Balancer, an Ethereum based DeFi, has started distributing its governance token ‘BAL,' making a massive debut in the fast-growing market. This token's price has surged by over 40% within the past 24 hours according to DeFi Pulse; its total locked value (TVL) is at $62 million as of press time ranking as the 5th DeFi in Ethereum's ecosystem.
The debut comes barely a week after Compound overtook Maker as the leading ERC-20 based protocol. Currently, COMP tokens dominate the $1.5 billion DeFi market with a 36% presence. With BAL tokens now in the picture, DeFi enthusiasts can scale their activity from lending protocols to governance tokens for automatic index balancing.
Balancer's Liquidity Pools
The Balancer protocol design allows the portfolio rebalancing based on pre-assigned ratios. Users create liquidity pools in which they can deposit a given amount of ERC-20 tokens. These portfolios are balanced such that a user could allocate 30% to one ERC-20 digital asset and the remaining 70% to another. Consequently, the pool will automatically rebalance itself should one of the assets' price change.
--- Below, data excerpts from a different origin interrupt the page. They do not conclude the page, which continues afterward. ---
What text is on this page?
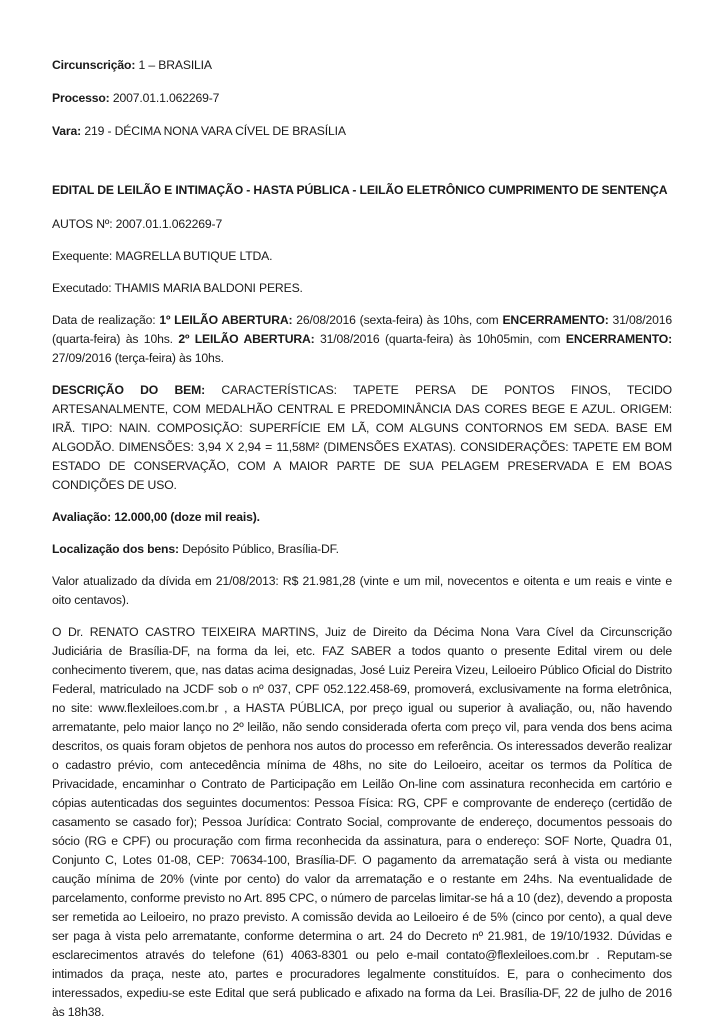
Circunscrição: 1 – BRASILIA

Processo: 2007.01.1.062269-7

Vara: 219 - DÉCIMA NONA VARA CÍVEL DE BRASÍLIA

EDITAL DE LEILÃO E INTIMAÇÃO - HASTA PÚBLICA - LEILÃO ELETRÔNICO CUMPRIMENTO DE SENTENÇA

AUTOS Nº: 2007.01.1.062269-7

Exequente: MAGRELLA BUTIQUE LTDA.

Executado: THAMIS MARIA BALDONI PERES.

Data de realização: 1º LEILÃO ABERTURA: 26/08/2016 (sexta-feira) às 10hs, com ENCERRAMENTO: 31/08/2016 (quarta-feira) às 10hs. 2º LEILÃO ABERTURA: 31/08/2016 (quarta-feira) às 10h05min, com ENCERRAMENTO: 27/09/2016 (terça-feira) às 10hs.

DESCRIÇÃO DO BEM: CARACTERÍSTICAS: TAPETE PERSA DE PONTOS FINOS, TECIDO ARTESANALMENTE, COM MEDALHÃO CENTRAL E PREDOMINÂNCIA DAS CORES BEGE E AZUL. ORIGEM: IRÃ. TIPO: NAIN. COMPOSIÇÃO: SUPERFÍCIE EM LÃ, COM ALGUNS CONTORNOS EM SEDA. BASE EM ALGODÃO. DIMENSÕES: 3,94 X 2,94 = 11,58M² (DIMENSÕES EXATAS). CONSIDERAÇÕES: TAPETE EM BOM ESTADO DE CONSERVAÇÃO, COM A MAIOR PARTE DE SUA PELAGEM PRESERVADA E EM BOAS CONDIÇÕES DE USO.

Avaliação: 12.000,00 (doze mil reais).

Localização dos bens: Depósito Público, Brasília-DF.

Valor atualizado da dívida em 21/08/2013: R$ 21.981,28 (vinte e um mil, novecentos e oitenta e um reais e vinte e oito centavos).

O Dr. RENATO CASTRO TEIXEIRA MARTINS, Juiz de Direito da Décima Nona Vara Cível da Circunscrição Judiciária de Brasília-DF, na forma da lei, etc. FAZ SABER a todos quanto o presente Edital virem ou dele conhecimento tiverem, que, nas datas acima designadas, José Luiz Pereira Vizeu, Leiloeiro Público Oficial do Distrito Federal, matriculado na JCDF sob o nº 037, CPF 052.122.458-69, promoverá, exclusivamente na forma eletrônica, no site: www.flexleiloes.com.br , a HASTA PÚBLICA, por preço igual ou superior à avaliação, ou, não havendo arrematante, pelo maior lanço no 2º leilão, não sendo considerada oferta com preço vil, para venda dos bens acima descritos, os quais foram objetos de penhora nos autos do processo em referência. Os interessados deverão realizar o cadastro prévio, com antecedência mínima de 48hs, no site do Leiloeiro, aceitar os termos da Política de Privacidade, encaminhar o Contrato de Participação em Leilão On-line com assinatura reconhecida em cartório e cópias autenticadas dos seguintes documentos: Pessoa Física: RG, CPF e comprovante de endereço (certidão de casamento se casado for); Pessoa Jurídica: Contrato Social, comprovante de endereço, documentos pessoais do sócio (RG e CPF) ou procuração com firma reconhecida da assinatura, para o endereço: SOF Norte, Quadra 01, Conjunto C, Lotes 01-08, CEP: 70634-100, Brasília-DF. O pagamento da arrematação será à vista ou mediante caução mínima de 20% (vinte por cento) do valor da arrematação e o restante em 24hs. Na eventualidade de parcelamento, conforme previsto no Art. 895 CPC, o número de parcelas limitar-se há a 10 (dez), devendo a proposta ser remetida ao Leiloeiro, no prazo previsto. A comissão devida ao Leiloeiro é de 5% (cinco por cento), a qual deve ser paga à vista pelo arrematante, conforme determina o art. 24 do Decreto nº 21.981, de 19/10/1932. Dúvidas e esclarecimentos através do telefone (61) 4063-8301 ou pelo e-mail contato@flexleiloes.com.br . Reputam-se intimados da praça, neste ato, partes e procuradores legalmente constituídos. E, para o conhecimento dos interessados, expediu-se este Edital que será publicado e afixado na forma da Lei. Brasília-DF, 22 de julho de 2016 às 18h38.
This, in turn, creates liquidity through the sale of overweight tokens, hence trading activity.
Notably, Balancer is only a few months old and seems to have a strong value proposition given the market reaction on BAL token distribution. Its liquidity mining started on June 1, with users earning BAL tokens for contributing towards the protocol's pool.
However, it was only yesterday that the initial distribution of these BAL rewards kicked off on Ethereum's mainnet. Balancer announced that around 1,000 ETH addresses are ready to receive its governance token, having minted 35,435,000 BAL. Going forward, the protocol will facilitate distribution of 145,000 BAL tokens weekly, an approach that will see its minting last for around nine years unless altered by a vote.
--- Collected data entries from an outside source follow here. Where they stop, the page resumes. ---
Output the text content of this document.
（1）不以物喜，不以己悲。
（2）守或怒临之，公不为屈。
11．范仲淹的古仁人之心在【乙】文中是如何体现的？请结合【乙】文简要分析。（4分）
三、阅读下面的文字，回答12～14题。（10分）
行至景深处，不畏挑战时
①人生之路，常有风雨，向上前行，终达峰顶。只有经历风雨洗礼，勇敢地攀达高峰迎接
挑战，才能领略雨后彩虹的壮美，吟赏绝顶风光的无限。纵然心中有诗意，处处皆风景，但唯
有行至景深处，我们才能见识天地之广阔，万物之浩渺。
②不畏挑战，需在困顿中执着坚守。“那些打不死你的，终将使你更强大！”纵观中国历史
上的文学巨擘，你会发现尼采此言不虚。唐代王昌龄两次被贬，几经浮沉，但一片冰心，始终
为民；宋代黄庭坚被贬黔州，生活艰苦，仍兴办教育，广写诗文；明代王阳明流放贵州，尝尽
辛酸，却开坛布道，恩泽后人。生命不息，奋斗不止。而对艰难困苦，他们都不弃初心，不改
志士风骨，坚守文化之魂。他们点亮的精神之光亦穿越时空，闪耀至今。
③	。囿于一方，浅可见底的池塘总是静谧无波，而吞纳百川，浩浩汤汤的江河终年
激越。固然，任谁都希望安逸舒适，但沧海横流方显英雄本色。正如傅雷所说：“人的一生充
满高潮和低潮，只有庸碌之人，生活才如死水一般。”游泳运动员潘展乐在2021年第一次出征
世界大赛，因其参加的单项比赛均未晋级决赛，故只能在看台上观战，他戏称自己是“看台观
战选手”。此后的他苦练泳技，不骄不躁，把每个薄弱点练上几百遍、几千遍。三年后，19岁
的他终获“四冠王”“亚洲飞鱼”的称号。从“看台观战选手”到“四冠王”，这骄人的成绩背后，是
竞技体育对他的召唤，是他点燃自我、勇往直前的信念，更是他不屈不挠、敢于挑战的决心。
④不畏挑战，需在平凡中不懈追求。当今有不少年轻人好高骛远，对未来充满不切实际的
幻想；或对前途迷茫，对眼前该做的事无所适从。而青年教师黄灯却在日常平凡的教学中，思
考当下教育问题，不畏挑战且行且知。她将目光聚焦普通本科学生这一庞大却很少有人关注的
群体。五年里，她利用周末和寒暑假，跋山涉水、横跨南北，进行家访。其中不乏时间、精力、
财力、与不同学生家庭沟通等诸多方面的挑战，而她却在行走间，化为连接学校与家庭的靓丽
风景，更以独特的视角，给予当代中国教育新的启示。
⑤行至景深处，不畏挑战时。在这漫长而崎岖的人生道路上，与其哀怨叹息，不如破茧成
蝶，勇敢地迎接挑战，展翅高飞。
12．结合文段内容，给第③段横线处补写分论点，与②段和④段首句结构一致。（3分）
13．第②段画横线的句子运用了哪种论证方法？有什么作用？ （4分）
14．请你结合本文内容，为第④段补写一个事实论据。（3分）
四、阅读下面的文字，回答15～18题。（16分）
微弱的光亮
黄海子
According to Balancer's CEO, Fernando Martinelli, a gradual minting and rewarding infrastructure will likely preserve the protocol's decentralization goal,
“By far, the most important factor or reason why we are doing that is that we want this thing to be decentralized.
We believe in a decentralized, trustless future, and we want Balancer to do that. We need the distribution to be in a healthy way.”
The Burgeoning DeFi Market
While some have compared it to the ICO boom, decentralized finance (DeFi) has continued to prove itself. Some market analysts think that initiatives under this space have awakened Ethereum's (ETH) bulls. The past week alone has seen LEND and Synthetic tokens surge by 3,900% and 40%, respectively.
These two are both DeFi platforms with former operating as a lending protocol, while Synthetic is a derivative based protocol. Following the developments in this niche, DeFi activity cannot be ruled out, especially as the world moves to digital commerce in efforts to curb the pandemic.